Apichatpong Weerasethakul (Thailand, born 1970)
Uncle Boonmee Who Can Recall His Past Lives (2010)
(This review, written as part of the BBC’s 100 Greatest Films of the 21st Century, freely makes reference to other films from the same list and does not read as well when taken out of its original context. It is reproduced here only for the convenience of having a director’s works collected on the same page.)
Uncle Boonmee is dying. He looks to be in his fifties- too young to die- and reasonably healthy, but he is dying nonetheless. He lives in a secluded part of the Thai forest with his sister-in-law and nephew. They trade mundane conversation. There is no plot to speak of.
One night, Boonmee’s deceased wife appears from thin air while the family sit at the dinner table. They barely react. They greet her like you would greet a casual acquaintance that you hadn’t seen for a while. Boonmee’s son, who had previously disappeared, turns up too, and now he is a monkey. He sits at the table with them and begins talking, gravely and solemnly, apparently still somewhat human. Again, they barely react. We don’t see him again for the rest of the movie.
What does it all mean?
God knows.
The film completely breaks off from this narrative line to present us with a vignette where a woman is complimented by a talking fish and goes on to have a sexual encounter with it. Then we re-join Boonmee and his family for a long sequence featuring very little dialogue where, with no preamble or explanation, they wade through the forest and go into a cave. Then we have a montage sequence- I quite liked this, actually; it was evocative, a little irreverent, and reminded me somewhat of Tabu. Then, after Boonmee is dead- we see neither the death itself, the immediate aftermath, nor the funeral- we have an utterly baffling sequence in a hotel room and then the movie ends.
These descriptions might make the film sound luminous and phantasmagorical. There are some critics who found it exactly that. But for me, such a reading runs counter to the many scenes of people just sitting around a house making pointless, ephemeral, often extremely stilted conversation. To my eyes, the movie was disjointed, incoherent, and often very, very boring. I’ve never seen a film that is both hallucinatory and pedestrian.

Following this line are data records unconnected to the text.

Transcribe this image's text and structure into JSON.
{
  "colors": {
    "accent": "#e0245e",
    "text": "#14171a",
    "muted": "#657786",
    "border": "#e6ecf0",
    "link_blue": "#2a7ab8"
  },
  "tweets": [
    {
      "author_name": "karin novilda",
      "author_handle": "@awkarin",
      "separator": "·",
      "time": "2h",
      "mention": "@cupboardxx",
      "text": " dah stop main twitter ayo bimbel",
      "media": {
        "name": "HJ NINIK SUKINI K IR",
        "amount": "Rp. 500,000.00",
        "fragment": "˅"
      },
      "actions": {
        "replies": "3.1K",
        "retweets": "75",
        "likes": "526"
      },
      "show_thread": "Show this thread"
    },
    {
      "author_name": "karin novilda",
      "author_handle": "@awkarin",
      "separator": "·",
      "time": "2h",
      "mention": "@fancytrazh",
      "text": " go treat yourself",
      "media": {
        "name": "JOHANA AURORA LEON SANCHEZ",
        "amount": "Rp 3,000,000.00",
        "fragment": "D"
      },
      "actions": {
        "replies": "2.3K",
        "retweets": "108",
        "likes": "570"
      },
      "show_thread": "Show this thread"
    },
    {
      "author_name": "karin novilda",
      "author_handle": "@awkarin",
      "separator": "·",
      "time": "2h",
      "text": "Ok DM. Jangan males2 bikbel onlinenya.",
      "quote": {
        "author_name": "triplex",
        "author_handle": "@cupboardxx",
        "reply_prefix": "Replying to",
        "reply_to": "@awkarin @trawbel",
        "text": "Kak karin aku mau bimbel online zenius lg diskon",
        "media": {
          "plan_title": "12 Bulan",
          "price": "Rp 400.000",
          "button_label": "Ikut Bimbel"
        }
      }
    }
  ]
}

Of course, this is my very first Thai movie, so there may be aspects of this film and their culture in general (there is a single, passing reference to Communism and conflict) which are completely lost in translation to a westerner like me. But of all the films I have reviewed so far, this is the one I liked the least. I didn’t understand the film and I didn’t like it. The acting was wooden and the cinematography was downright ugly.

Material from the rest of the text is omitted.